Now in the third winter, this project has evolved to include children attending our Head Start program, Veterans that need them at the VA Office, cancer patients, and patients of local home health agencies, and a few hats were left with the Sheriff’s Office to give out as needed. Plus red baby/preemie hats for newborns were made for the American Heart Association, who will distribute the tiny little red hats to hospitals in our state during the month of February.
Two women became a group…
The idea was shared among friends and others wanted to learn and participate in making hats. Most of the hat-makers use a loom, while a few others knit or crochet hats. It’s all a matter of preference. Many one-on-one lessons have been given. A couple of classes were held, with more experienced “loomers” assisting the newbies while the leader gave instructions.
There are numerous brands of looms available on the market and you can easily find them online, or in craft stores, Walmart, etc. These pictures show a couple of the loom sets people in our group are using.

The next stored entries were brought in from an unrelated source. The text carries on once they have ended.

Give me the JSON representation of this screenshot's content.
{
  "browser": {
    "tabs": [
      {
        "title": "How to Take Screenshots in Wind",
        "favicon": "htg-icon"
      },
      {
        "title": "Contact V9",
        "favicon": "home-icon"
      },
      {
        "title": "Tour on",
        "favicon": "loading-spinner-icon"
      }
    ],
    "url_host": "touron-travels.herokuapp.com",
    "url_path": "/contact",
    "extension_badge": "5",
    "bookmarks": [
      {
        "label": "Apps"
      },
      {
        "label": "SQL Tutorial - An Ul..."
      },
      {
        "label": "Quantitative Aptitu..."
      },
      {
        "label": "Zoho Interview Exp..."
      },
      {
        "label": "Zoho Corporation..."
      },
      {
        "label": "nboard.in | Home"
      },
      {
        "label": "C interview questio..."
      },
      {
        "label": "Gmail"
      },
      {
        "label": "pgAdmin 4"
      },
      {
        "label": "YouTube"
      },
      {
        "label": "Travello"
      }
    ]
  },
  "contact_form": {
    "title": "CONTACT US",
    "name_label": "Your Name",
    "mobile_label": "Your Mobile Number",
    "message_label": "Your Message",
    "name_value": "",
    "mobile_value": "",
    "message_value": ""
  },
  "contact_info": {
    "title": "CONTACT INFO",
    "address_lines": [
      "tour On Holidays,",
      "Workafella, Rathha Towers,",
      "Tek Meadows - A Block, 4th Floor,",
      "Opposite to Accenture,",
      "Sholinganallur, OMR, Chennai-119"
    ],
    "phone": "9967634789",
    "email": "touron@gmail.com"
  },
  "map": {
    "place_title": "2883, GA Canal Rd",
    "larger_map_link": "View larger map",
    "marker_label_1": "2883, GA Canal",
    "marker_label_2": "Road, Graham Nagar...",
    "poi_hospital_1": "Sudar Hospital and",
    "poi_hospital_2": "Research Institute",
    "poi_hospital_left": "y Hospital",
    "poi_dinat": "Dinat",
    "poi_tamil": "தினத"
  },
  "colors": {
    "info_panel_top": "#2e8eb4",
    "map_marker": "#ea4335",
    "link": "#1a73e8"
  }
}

The pegs on the Light Weight Yarn loom set are closer together, so it takes a little longer to make a hat. Most of our “loomers” use the other set. Bulky yarn works up beautifully on the looms with the wider spaced pegs. Most of the time with thinner yarns, we have to use double strands of yarn.
These sets have everything you need to get started, except for the yarn. Instructions are included in the box, but we found You-Tube videos helpful too. It doesn’t take long to learn the process. Unlike knitting or crocheting, you don’t need to count stitches. Most of us make hats while we watch TV in the evenings with our families.
One of our dear friends, and a major contributor to the hat project, shared this photo showing her handiwork done while snowed in at home for several days. This a wonderful sampling of hats, showing different styles and color combinations.
Gathering of the hats…
It’s a fairly small group of 35 or so members. Not all make hats though. Some people contribute to the project by donating yarn. Some make more hats than others. But that’s ok. We all do what we can, when we can. When the date is set for everyone to bring their hats in for counting, it’s quite impressive to see them all covering the tables.
“Alone we can do so little, together we can do so much.” Helen Keller
Remember that quote? It’s so true! As people come in to drop off their beautiful hats, a few volunteers organize the hats. Afterwards, the hats are boxed up for each school or organization for distribution. We are filled with joy knowing that so many will have warm heads through the winter.
859 hats have been delivered so far this winter season.
Eight hundred fifty nine!
Every hat has been made with love. What started as a simple act from the heart, has snowballed into a wonderful service project. This group has received many beautiful Thank You notes, and everyone is appreciated. But it’s the smiles on the children’s faces that warms our hearts the most. The gratefulness of the Veterans. The appreciation of home-bound patients that suffer from the cold and sometimes, a hat is the only Christmas gift they receive. Can’t beat that for a warm fuzzy feeling!